Division of Surgical Oncology, Department of Surgery, University of California Davis Comprehensive Cancer Center, Sacramento, California 95817, USA.
J Surg Res. 2013 Jul;183(1):462-71. doi: 10.1016/j.jss.2012.12.016. Epub 2013 Jan 2.
Postoperative venous thromboembolism (VTE) is increasingly viewed as a quality of care metric, although risk-adjusted incident rates of postoperative VTE and VTE after hospital discharge (VTEDC) are not available. We sought to characterize the predictors of VTE and VTEDC to develop nomograms to estimate individual risk of VTE and VTEDC.
Using the American College of Surgeons National Surgical Quality Improvement Program database, we identified 471,867 patients who underwent inpatient abdominal or thoracic operations between 2005 and 2010. We excluded primary vascular and spine operations. We built logistic regression models using stepwise model selection and constructed nomograms for VTE and VTEDC with statistically significant covariates.
The overall, unadjusted, 30-d incidence of VTE and VTEDC was 1.5% and 0.5%, respectively. Annual incidence rates remained unchanged over the study period. On multivariate analysis, age, body mass index, presence of preoperative infection, operation for cancer, procedure type (spleen highest), multivisceral resection, and non-bariatric laparoscopic surgery were significant predictors for VTE and VTEDC. Other significant predictors for VTE, but not VTEDC, included a history of chronic obstructive pulmonary disease, disseminated cancer, and emergent operation. We constructed and validated nomograms by bootstrapping. The concordance indices for VTE and VTEDC were 0.77 and 0.67, respectively.

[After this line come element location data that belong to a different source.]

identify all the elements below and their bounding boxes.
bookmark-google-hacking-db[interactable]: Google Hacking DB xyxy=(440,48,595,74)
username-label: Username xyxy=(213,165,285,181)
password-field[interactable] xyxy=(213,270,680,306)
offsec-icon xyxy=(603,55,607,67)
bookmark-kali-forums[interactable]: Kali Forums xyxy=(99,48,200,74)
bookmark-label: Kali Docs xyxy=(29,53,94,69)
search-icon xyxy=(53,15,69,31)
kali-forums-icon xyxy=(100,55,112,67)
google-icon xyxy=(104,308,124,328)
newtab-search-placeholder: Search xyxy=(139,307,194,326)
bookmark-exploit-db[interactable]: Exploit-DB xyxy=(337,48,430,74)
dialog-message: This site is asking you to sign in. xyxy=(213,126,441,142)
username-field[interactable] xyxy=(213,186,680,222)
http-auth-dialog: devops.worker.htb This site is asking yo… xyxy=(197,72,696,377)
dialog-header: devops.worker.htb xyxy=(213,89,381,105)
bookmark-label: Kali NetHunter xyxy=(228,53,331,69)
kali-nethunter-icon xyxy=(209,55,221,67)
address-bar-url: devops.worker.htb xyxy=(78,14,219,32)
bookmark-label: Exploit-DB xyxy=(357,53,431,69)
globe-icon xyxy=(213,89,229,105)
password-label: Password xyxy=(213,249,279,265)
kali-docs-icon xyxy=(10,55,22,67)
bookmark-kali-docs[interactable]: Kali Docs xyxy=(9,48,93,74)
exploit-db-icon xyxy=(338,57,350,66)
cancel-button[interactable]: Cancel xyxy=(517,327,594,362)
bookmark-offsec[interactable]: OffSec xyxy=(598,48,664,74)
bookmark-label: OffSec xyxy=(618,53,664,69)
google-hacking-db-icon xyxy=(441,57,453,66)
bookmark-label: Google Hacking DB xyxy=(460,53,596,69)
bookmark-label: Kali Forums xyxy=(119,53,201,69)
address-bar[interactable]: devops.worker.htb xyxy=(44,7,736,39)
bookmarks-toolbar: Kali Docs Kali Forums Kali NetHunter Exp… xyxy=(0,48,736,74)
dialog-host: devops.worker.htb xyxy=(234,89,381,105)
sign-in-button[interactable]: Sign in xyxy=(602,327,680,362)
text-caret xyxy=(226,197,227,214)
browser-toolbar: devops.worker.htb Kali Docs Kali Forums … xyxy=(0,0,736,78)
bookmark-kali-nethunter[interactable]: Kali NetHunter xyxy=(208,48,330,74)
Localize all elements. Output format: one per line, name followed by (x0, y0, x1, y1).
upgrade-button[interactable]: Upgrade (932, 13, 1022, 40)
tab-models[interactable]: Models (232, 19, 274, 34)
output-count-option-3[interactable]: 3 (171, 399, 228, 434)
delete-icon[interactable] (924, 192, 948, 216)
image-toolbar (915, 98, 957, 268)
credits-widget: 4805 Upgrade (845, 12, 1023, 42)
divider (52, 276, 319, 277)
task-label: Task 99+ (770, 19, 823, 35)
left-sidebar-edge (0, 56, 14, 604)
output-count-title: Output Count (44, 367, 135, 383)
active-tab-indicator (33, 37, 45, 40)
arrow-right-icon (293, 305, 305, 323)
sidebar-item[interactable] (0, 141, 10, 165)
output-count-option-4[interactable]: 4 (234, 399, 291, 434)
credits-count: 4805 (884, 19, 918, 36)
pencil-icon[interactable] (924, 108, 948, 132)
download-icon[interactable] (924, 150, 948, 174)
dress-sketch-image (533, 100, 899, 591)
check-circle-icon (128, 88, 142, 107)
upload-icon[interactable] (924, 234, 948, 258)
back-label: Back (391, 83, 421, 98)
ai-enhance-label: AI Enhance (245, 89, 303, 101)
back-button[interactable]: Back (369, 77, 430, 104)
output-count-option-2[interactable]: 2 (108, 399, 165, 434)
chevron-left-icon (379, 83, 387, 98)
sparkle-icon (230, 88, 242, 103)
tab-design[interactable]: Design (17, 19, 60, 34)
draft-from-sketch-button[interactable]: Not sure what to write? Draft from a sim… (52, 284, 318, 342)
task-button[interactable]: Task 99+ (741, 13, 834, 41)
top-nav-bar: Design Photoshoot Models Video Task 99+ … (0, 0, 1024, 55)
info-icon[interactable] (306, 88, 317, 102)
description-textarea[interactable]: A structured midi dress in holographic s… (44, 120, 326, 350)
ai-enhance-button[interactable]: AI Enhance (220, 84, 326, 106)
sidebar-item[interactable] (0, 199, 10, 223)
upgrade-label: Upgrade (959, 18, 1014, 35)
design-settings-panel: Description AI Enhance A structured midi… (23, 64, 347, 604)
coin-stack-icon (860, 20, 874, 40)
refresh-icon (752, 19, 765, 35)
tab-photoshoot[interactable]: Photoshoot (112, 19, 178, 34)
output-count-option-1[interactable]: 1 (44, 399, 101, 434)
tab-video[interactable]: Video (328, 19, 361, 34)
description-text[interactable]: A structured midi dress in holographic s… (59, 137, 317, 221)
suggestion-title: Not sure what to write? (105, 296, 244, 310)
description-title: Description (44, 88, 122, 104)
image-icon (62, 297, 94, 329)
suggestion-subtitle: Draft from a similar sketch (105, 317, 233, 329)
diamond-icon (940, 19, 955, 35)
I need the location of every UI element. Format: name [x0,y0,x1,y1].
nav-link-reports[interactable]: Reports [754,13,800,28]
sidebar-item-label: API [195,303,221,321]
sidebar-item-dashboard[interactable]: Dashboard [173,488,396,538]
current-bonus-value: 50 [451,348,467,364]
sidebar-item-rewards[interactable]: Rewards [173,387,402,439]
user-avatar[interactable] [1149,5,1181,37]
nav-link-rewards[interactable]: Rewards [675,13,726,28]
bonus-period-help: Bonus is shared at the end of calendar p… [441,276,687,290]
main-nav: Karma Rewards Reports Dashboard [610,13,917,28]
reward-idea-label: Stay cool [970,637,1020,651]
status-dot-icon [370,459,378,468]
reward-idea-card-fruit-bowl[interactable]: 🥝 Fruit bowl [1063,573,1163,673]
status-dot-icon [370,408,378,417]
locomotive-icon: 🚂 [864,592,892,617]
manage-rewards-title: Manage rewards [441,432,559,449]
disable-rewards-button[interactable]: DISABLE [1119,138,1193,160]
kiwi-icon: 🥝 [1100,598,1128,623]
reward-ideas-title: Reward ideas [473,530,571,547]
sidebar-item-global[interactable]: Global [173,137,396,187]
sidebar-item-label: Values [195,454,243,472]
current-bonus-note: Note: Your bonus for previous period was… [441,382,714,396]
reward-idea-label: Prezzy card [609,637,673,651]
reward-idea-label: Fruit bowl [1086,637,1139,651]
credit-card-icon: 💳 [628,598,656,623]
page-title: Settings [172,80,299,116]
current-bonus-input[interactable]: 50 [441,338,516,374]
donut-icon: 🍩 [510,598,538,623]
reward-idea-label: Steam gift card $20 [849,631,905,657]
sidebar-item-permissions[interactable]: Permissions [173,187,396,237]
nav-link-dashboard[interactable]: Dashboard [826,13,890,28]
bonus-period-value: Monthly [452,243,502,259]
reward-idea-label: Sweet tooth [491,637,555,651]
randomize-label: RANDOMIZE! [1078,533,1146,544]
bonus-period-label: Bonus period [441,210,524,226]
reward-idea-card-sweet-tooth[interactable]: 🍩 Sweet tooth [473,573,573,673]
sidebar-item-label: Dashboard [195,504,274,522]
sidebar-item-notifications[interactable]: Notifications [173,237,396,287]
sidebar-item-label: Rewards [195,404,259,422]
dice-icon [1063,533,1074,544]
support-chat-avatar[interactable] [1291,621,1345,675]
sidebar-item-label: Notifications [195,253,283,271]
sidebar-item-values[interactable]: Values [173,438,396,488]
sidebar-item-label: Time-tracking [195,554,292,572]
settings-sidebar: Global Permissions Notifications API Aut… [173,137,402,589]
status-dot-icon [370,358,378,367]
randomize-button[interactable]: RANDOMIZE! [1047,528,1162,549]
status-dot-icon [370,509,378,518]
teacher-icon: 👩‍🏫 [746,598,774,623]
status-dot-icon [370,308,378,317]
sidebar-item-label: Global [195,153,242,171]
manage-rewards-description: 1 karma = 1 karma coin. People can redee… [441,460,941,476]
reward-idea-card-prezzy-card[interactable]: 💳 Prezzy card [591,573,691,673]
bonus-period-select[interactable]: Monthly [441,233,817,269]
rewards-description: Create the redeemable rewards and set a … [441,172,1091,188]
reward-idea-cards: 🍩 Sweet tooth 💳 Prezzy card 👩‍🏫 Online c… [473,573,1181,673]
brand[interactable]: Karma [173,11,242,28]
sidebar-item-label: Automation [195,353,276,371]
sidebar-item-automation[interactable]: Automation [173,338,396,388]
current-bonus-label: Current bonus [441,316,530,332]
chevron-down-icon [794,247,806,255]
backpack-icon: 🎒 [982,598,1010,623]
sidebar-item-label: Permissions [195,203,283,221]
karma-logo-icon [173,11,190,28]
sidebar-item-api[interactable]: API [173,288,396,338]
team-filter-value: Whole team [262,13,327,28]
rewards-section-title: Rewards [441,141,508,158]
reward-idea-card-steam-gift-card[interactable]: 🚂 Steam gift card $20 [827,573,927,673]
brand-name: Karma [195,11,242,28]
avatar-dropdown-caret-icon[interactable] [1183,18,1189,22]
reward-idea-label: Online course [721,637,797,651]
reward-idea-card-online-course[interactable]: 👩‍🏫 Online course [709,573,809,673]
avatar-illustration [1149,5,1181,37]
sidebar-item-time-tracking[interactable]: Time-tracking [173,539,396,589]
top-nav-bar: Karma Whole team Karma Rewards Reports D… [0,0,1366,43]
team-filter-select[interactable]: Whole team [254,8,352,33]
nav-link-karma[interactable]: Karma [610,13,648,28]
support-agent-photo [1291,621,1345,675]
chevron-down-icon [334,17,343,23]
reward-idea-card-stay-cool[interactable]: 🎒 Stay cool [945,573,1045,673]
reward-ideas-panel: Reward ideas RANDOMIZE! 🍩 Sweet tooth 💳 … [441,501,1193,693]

Substantial variation exists in the incidence of VTE and VTEDC, depending on patient and procedural factors. We constructed nomograms to predict individual risk of 30-d VTE and VTEDC. These may allow more targeted quality improvement interventions to reduce VTE and VTEDC in high-risk general and thoracic surgery patients.
术后静脉血栓栓塞症(VTE)越来越被视为医疗质量的衡量标准,尽管术后 VTE 和出院后 VTE(VTEDC)的风险调整发生率尚不可用。我们旨在描述 VTE 和 VTEDC 的预测因素,以开发列线图来估计个体 VTE 和 VTEDC 的风险。
我们使用美国外科医师学会国家外科质量改进计划数据库,确定了 2005 年至 2010 年间接受住院腹部或胸部手术的 471867 例患者。我们排除了原发性血管和脊柱手术。我们使用逐步模型选择建立逻辑回归模型,并构建了具有统计学意义的协变量的 VTE 和 VTEDC 的列线图。
总体而言,未经调整的 30 天 VTE 和 VTEDC 的发生率分别为 1.5%和 0.5%。在研究期间,年发生率保持不变。多变量分析显示,年龄、体重指数、术前感染、癌症手术、手术类型(脾脏最高)、多脏器切除和非减肥腹腔镜手术是 VTE 和 VTEDC 的重要预测因素。其他 VTE 的重要预测因素,但不是 VTEDC 的预测因素,包括慢性阻塞性肺疾病、转移性癌症和急诊手术的病史。我们通过自举法构建和验证了列线图。VTE 和 VTEDC 的一致性指数分别为 0.77 和 0.67。
VTE 和 VTEDC 的发生率存在很大差异,取决于患者和手术因素。我们构建了列线图来预测个体 30 天 VTE 和 VTEDC 的风险。这可能允许更有针对性的质量改进干预措施,以降低高危普通和胸外科患者的 VTE 和 VTEDC 发生率。